Exactly when humans discovered that diamonds were the only material that could be used to polish other diamonds is in dispute. However, we do know that early attempts to polish diamonds were crude, and often relied on simple tools. Hand driven bow drills and leather straps dipped in diamond powder were the only tools available, and the time-consuming effort of polishing a diamond was often a task given to slaves and servants. Not surprisingly, the earliest examples of diamond jewelry mostly featured rough diamonds, perhaps with just a small amount of polishing to smooth out surface imperfections. This all changed with the invention of the scaif, credited to the legendary Lodewyk van Bercken. His invention gave cutters a practical tool to begin faceting diamonds, unlocking their hidden beauty. Today's modern polishing still uses the same concept van Bercken developed more than 500 years ago.
The earliest scaif consisted of a metal wheel that was rotated using a foot pedal. The wheel was coated in olive oil, and a fine diamond powder that was held in suspension by the oil. Van Bercken quickly figured out that applying more or less diamond powder at different radiuses of the wheel allowed him to achieve the ability to both grind the stone, and apply a smooth polish as needed.
Van Bercken was born in Bruges, Belgium, about 80 kilometers west of Antwerp, and studied diamond cutting in Paris. By the mid-1400s, Bruges had become an important early trading center for diamonds. It was at the end of the trading route running from Venice. As word of his invention spread across Europe, van Bercken became inundated with requests from European nobility to manufacture diamonds for them. He quickly found that neighboring Antwerp was a more suitable location, as Antwerp's inland water port made it easier to receive his visitors and goods. At the time, Antwerp's port processed 40 percent of the world's trade, making it the transportation hub of Europe. His presence there, and success in establishing a diamond polishing trade, is a primary reason that Antwerp developed into the center of the world's diamond business, and he is still celebrated in the city today.
As his reputation grew, he was given access to larger and larger quantities of rough diamonds, with the goal of experimenting and developing new cut varieties. He was the first to develop the concept of absolute symmetry in the placement of facets on a stone. He was meticulous in his work, and studied light refraction from the surface of a diamond, although he perhaps failed to fully understand the dynamic of light refraction from within the stone.

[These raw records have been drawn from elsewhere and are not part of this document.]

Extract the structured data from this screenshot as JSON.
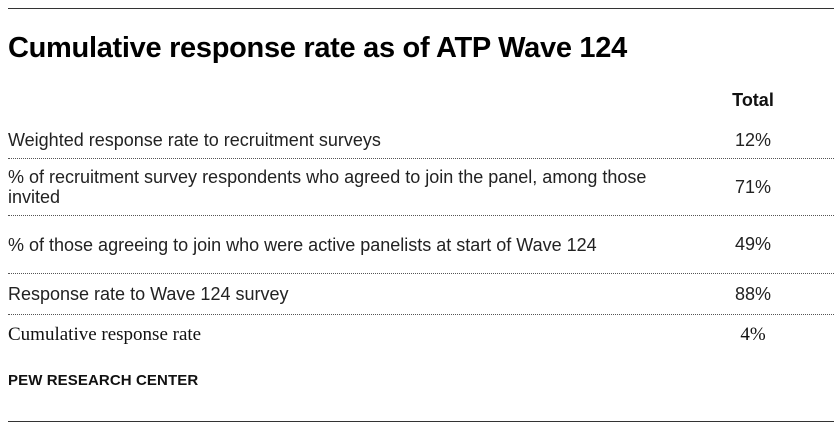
{
  "title": "Cumulative response rate as of ATP Wave 124",
  "table": {
    "column_header": "Total",
    "rows": [
      {
        "label": "Weighted response rate to recruitment surveys",
        "value": "12%"
      },
      {
        "label": "% of recruitment survey respondents who agreed to join the panel, among those invited",
        "value": "71%"
      },
      {
        "label": "% of those agreeing to join who were active panelists at start of Wave 124",
        "value": "49%"
      },
      {
        "label": "Response rate to Wave 124 survey",
        "value": "88%"
      }
    ],
    "summary": {
      "label": "Cumulative response rate",
      "value": "4%"
    }
  },
  "source": "PEW RESEARCH CENTER"
}
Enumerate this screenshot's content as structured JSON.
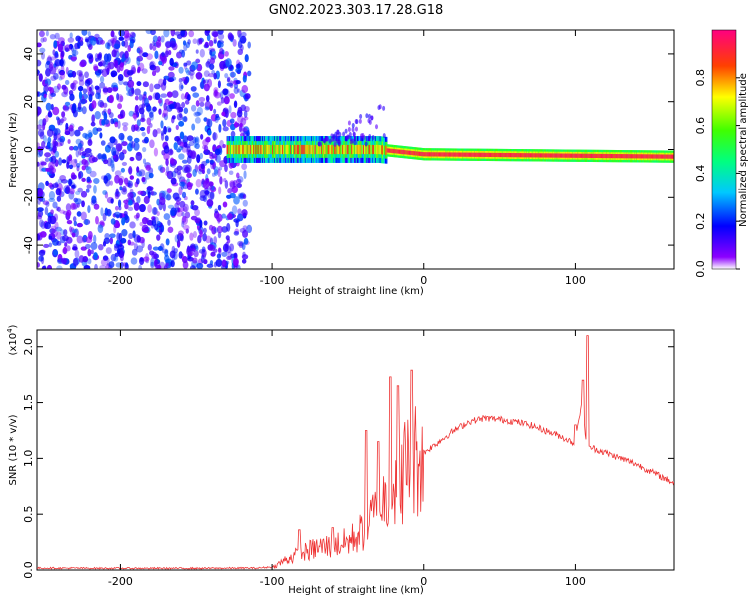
{
  "title": "GN02.2023.303.17.28.G18",
  "chart_data": [
    {
      "type": "heatmap",
      "xlabel": "Height of straight line (km)",
      "ylabel": "Frequency (Hz)",
      "xlim": [
        -255,
        165
      ],
      "ylim": [
        -50,
        50
      ],
      "x_ticks": [
        -200,
        -100,
        0,
        100
      ],
      "x_tick_labels": [
        "-200",
        "-100",
        "0",
        "100"
      ],
      "y_ticks": [
        -40,
        -20,
        0,
        20,
        40
      ],
      "y_tick_labels": [
        "-40",
        "-20",
        "0",
        "20",
        "40"
      ],
      "colorbar": {
        "label": "Normalized spectral amplitude",
        "range": [
          0,
          1
        ],
        "ticks": [
          0.0,
          0.2,
          0.4,
          0.6,
          0.8
        ],
        "tick_labels": [
          "0.0",
          "0.2",
          "0.4",
          "0.6",
          "0.8"
        ],
        "colormap": "rainbow"
      },
      "regions": [
        {
          "desc": "noise",
          "x_range": [
            -255,
            -115
          ],
          "freq_range": [
            -50,
            50
          ],
          "amplitude": [
            0.05,
            0.25
          ]
        },
        {
          "desc": "signal",
          "x_range": [
            -130,
            165
          ],
          "center_freq_at_x": [
            [
              -130,
              0
            ],
            [
              -30,
              0
            ],
            [
              0,
              -2
            ],
            [
              165,
              -3
            ]
          ],
          "amplitude": [
            0.3,
            0.95
          ]
        }
      ],
      "grid": false
    },
    {
      "type": "line",
      "xlabel": "Height of straight line (km)",
      "ylabel": "SNR (10 * v/v)",
      "y_multiplier_label": "(x10",
      "y_multiplier_exp": "4",
      "y_multiplier_close": ")",
      "xlim": [
        -255,
        165
      ],
      "ylim": [
        0,
        21500
      ],
      "x_ticks": [
        -200,
        -100,
        0,
        100
      ],
      "x_tick_labels": [
        "-200",
        "-100",
        "0",
        "100"
      ],
      "y_ticks": [
        0,
        5000,
        10000,
        15000,
        20000
      ],
      "y_tick_labels": [
        "0.0",
        "0.5",
        "1.0",
        "1.5",
        "2.0"
      ],
      "series_color": "#ee3333",
      "x": [
        -255,
        -200,
        -150,
        -110,
        -100,
        -90,
        -80,
        -70,
        -60,
        -50,
        -40,
        -30,
        -20,
        -10,
        0,
        10,
        20,
        30,
        40,
        50,
        60,
        70,
        80,
        90,
        100,
        104,
        108,
        110,
        120,
        130,
        140,
        150,
        165
      ],
      "y": [
        100,
        80,
        80,
        100,
        200,
        1000,
        1500,
        2000,
        2200,
        2500,
        3500,
        5500,
        7500,
        9500,
        10500,
        11500,
        12500,
        13300,
        13600,
        13500,
        13300,
        13000,
        12500,
        12000,
        11300,
        15000,
        10800,
        11000,
        10500,
        10000,
        9500,
        8800,
        7800
      ],
      "spikes": [
        [
          -82,
          3600
        ],
        [
          -60,
          3800
        ],
        [
          -38,
          12500
        ],
        [
          -30,
          11500
        ],
        [
          -22,
          17300
        ],
        [
          -17,
          16500
        ],
        [
          -8,
          17900
        ],
        [
          100,
          13000
        ],
        [
          105,
          17000
        ],
        [
          108,
          21000
        ]
      ],
      "grid": false
    }
  ]
}
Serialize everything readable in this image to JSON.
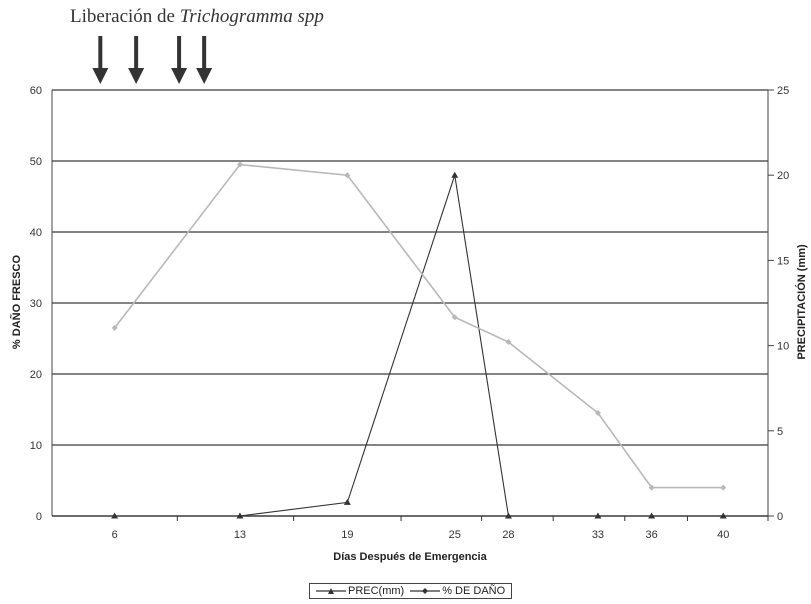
{
  "annotation": {
    "prefix": "Liberación de",
    "species": "Trichogramma",
    "suffix": "spp",
    "arrow_days": [
      5.2,
      7.2,
      9.6,
      11.0
    ]
  },
  "chart_data": {
    "type": "line",
    "xlabel": "Días Después de Emergencia",
    "ylabel_left": "% DAÑO FRESCO",
    "ylabel_right": "PRECIPITACIÓN (mm)",
    "x": [
      6,
      13,
      19,
      25,
      28,
      33,
      36,
      40
    ],
    "x_ticks": [
      "6",
      "13",
      "19",
      "25",
      "28",
      "33",
      "36",
      "40"
    ],
    "ylim_left": [
      0,
      60
    ],
    "ylim_right": [
      0,
      25
    ],
    "y_ticks_left": [
      "0",
      "10",
      "20",
      "30",
      "40",
      "50",
      "60"
    ],
    "y_ticks_right": [
      "0",
      "5",
      "10",
      "15",
      "20",
      "25"
    ],
    "grid": true,
    "legend_position": "bottom-center",
    "series": [
      {
        "name": "PREC(mm)",
        "axis": "right",
        "color": "#333333",
        "marker": "triangle",
        "values": [
          0,
          0,
          0.8,
          20,
          0,
          0,
          0,
          0
        ]
      },
      {
        "name": "% DE DAÑO",
        "axis": "left",
        "color": "#b8b8b8",
        "marker": "diamond",
        "values": [
          26.5,
          49.5,
          48,
          28,
          24.5,
          14.5,
          4,
          4
        ]
      }
    ]
  }
}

His work culminated in the invention of numerous new diamond cuts, including the pear shape. He was also the first to cut a diamond into a briolette, after observing other precious gems with a similar shape coming from India. His work led to the earliest predecessors of the modern round brilliant cut. While no one could doubt that his new diamond shapes were much more beautiful than anything else available, not everyone was happy with the outcome. Before the sophisticated laser saws and computer-aided planning software of today, his new cuts resulted in a much higher degree of diamond waste that reduced the size of the finished gem. His customers did not always warmly receive this.
Van Bercken was Jewish, and at the time, Jews were restricted from doing certain jobs and holding certain positions in the community. Diamond cutting had no such obstacles, and he began training and teaching other Jewish students to cut diamonds. He would later establish a sort of skilled workers guild for diamond cutters in Antwerp. It was also a dangerous time for any non-Christians, and van Bercken received protection from Jacques Coeur, who was made master of the mint in France by Charles VII. Coeur was an important and influential trader of his day, and helped introduce Van Bercken to much of the nobility that requested his diamond polishing services. Van Bercken is responsible for establishing the Jewish traditions in the diamond industry that continue to this today.
Van Bercken's best-known assignment was to cut three large stones commissioned by Charles the Bold, Duke of Burgundy in the 1470s. The most famous of these stones is the Florentine Diamond, a nine-sided, 126-facet double rose cut of 137.27 carats, which has a long and storied history. It is believed to have been in Charles' possession when he was killed at the battle of Nancy in 1477. The stone was stolen in 1918 and smuggled to South America, where it was likely re-cut. The second stone weighed 14 carats, and was given to the Duke by Pope Sixtus IV. Van Bercken faceted the stone and set it in a gold ring to be used by the Pope during sacred functions. The third stone was apparently misshapen, but van Bercken cleverly cut it into a triangular shape, and set it into the center of two clasped hands in a friendship ring for the Duke. Van Bercken is also believed to have cut other important stones, including the Sancy and Beau Sancy, which were named long after van Bercken's death in honor of Nicolas De Hardy, Lord of Sancy.
A statue of van Bercken still stands in the Antwerp port area, depicting him in his work attire holding a diamond. Another statue of him is found at the entrance to the 'Meir' shopping area in Antwerp, just a short walk from the city's diamond district. He remains one of history's few working-class men to receive such an honor. There is even a diamond jewelry retail brand in Australia that bears his name.